Так хочет бог! (Муравьев) - страница 146

Костя вздохнул и кивнул головой. Извинения… объяснения были приняты. Картина стала понятной. Они, попавшие в этот жестокий век пару лет назад, реалий местных войн уже хлебнули. Привыкнуть успели… Тоболь еще нет – думал категориями просвещенного времени.

Как же это объяснить? Без нервов и обид?

– Так здесь принято… Со своим уставом… Это ж викинги! Читал про них? Их женевским соглашениям не научишь.

Тоболь опустил голову, набычась:

– Надо будет, не только научу – у каждого на лбу вытатуирую!

Он пошатнулся, хватаясь за руку сибиряка, выпрямился, сплюнул и медленно пошел к разоренному логову похитителей Горового.

Когда в здание перенесли Сомохова, Костя предложил разместить ученого на втором этаже, в комнате с архивом.

Шкаф стоял все там же. Только вместо документов внутри его лежали обугленные, спекшиеся таблички и горстки пепла.

Улугбека Карловича уложили на груду набитых сеном матрасов и шкур. Щеки ученого ввалились, нос слегка заострился. Дышал ученый еле заметно.

– Не везет мне что-то сегодня, – вздохнув, философски резюмировал Костя.

– Не мне, а нам, – Тоболь поправил съехавший край повязки, уселся у входа и начал набивать магазин.

Малышев почесал переносицу и кивнул.

– Что в лоб, что по лбу.

7.

– Что делать будем? – Костя рассматривал в узкое окошко снующих по улице норманн.

Сопротивление защитников города, такое ожесточенное и яростное в ночи, к утру сошло на нет. Остатки ополчения еще пробовали цепляться за некоторые улицы, но организовать единый фронт, удержать противника в сплетениях улочек, им не удавалось. Редкие отряды вчерашних горшечников и каменщиков раз за разом откатывались от лавины, захлестнувшей Антиохию. Упорствующих уничтожали.
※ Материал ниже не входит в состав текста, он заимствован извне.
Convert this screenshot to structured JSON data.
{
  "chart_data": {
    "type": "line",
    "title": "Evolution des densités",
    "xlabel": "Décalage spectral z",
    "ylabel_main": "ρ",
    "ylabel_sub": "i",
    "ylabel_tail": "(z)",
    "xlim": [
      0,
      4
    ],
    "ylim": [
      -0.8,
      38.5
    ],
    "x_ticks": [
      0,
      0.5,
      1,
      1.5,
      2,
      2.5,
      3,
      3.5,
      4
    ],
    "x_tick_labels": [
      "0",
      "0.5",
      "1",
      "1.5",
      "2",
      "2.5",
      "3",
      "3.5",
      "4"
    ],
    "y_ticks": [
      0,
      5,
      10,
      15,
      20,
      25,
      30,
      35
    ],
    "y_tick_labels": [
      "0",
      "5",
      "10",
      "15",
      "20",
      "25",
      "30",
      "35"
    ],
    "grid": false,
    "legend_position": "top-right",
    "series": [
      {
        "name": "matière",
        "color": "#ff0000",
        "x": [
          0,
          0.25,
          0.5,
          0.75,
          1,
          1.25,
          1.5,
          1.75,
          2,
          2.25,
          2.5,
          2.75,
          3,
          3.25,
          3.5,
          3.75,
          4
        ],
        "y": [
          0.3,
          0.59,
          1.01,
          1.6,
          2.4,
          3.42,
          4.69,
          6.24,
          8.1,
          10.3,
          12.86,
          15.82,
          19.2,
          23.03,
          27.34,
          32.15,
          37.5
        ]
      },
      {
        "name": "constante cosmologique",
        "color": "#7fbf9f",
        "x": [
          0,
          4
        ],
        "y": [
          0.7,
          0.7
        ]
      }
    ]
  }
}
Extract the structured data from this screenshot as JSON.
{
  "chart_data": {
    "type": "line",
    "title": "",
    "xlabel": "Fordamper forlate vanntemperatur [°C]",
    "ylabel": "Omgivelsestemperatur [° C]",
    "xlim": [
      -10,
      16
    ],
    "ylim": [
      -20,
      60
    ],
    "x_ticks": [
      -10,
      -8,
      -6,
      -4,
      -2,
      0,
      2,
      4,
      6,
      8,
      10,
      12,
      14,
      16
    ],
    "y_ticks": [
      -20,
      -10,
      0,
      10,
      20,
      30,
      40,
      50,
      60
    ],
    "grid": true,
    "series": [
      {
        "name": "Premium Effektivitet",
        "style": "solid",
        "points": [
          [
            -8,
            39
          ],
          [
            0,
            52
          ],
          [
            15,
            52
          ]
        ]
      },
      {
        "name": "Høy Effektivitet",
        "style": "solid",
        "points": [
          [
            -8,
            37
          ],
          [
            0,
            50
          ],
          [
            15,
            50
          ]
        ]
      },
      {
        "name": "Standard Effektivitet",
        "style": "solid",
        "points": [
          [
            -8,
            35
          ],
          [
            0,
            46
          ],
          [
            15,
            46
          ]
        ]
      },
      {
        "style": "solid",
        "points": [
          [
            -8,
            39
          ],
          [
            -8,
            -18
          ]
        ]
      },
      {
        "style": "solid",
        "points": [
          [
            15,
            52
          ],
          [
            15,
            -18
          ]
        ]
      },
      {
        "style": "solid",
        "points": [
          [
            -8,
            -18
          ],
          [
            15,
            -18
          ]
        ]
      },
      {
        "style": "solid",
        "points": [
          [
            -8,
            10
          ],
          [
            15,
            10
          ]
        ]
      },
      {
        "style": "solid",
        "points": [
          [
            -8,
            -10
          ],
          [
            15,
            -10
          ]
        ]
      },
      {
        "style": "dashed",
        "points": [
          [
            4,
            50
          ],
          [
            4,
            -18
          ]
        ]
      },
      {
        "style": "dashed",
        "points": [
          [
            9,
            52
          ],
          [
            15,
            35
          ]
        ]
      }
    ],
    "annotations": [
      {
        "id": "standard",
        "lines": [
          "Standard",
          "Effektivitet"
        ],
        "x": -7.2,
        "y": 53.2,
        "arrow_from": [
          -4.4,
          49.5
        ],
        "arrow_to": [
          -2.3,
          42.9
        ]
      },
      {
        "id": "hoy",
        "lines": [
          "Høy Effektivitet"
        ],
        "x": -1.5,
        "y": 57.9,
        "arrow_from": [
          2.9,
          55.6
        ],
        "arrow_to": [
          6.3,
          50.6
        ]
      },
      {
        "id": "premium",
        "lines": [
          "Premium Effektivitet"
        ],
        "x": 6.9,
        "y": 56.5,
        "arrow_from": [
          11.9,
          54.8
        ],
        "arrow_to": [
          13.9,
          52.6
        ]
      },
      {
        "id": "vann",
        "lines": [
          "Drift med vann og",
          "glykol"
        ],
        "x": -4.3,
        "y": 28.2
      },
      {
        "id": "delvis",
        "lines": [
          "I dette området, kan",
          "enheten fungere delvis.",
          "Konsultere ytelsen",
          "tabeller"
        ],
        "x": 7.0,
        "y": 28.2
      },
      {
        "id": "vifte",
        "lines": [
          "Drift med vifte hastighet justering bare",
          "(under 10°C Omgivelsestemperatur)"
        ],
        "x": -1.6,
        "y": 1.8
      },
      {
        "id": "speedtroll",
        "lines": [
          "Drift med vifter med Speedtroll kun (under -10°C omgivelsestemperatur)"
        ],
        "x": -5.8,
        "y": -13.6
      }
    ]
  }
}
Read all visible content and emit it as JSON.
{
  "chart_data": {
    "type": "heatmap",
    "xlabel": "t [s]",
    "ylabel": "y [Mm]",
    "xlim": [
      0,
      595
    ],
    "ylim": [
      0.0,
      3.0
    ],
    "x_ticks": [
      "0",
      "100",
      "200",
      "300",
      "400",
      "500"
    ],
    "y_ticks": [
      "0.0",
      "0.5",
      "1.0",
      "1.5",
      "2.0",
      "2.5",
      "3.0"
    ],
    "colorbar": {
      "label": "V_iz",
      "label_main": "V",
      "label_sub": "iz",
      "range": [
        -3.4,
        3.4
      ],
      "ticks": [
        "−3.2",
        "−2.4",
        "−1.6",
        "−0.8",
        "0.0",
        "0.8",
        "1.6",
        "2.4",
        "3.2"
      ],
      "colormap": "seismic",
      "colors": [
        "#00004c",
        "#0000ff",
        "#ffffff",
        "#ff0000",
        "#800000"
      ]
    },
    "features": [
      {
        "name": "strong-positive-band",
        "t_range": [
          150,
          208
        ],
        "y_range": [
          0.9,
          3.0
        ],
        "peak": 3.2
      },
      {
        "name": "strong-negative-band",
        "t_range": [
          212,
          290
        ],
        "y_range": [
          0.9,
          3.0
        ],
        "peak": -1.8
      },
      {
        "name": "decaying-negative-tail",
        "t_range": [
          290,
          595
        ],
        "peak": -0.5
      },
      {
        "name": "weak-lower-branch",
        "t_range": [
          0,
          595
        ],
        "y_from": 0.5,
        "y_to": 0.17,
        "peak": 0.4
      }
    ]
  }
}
Волна Христова воинства подминала под себя один дом за другим, оставляя после себя выбитые двери, порубленные косяки, развороченные ставни.

Те из защитников, кто был поумнее, давно покинули Антиохию. Ушли калитками, малыми воротами, спустились по веревкам со стен. Кто был еще и смел, увели своих воинов к цитадели, где сын погибшего эмира пробовал организовать оборону. Остальные бросали сабли и подымали руки, предпочитая рабство смерти. Щадили их редко.

Победители спешили насладиться триумфом.

Колонны штурмующих крестоносцев таяли быстрее, чем снег по весне. Все больше кнехтов и опоясанных рыцарей предпочитало грабеж сражению. Разбившись на группы, латиняне спешили туда, где могла таится большая добыча. Из захваченных домов выносили все – одежду, посуду, украшения. И особенно – еду! Замызганные кровью бородачи в порубленных кольчугах ломали руками пресные лепешки с не меньшим азартом, чем совсем недавно били врагов. В городе, пережившем многомесячную осаду, продовольствия оставалось немного, но у осаждавших его не было вовсе. Многие из христиан, понимая, что это место станет для них пристанищем надолго, заняв здание, сразу выбрасывали наружу жителей или их трупы. Причем, православные крестики армян, с надеждой протягиваемые новым хозяевам города, помогали всего лишь уберечь их обладателей от смерти, но не от потери имущества.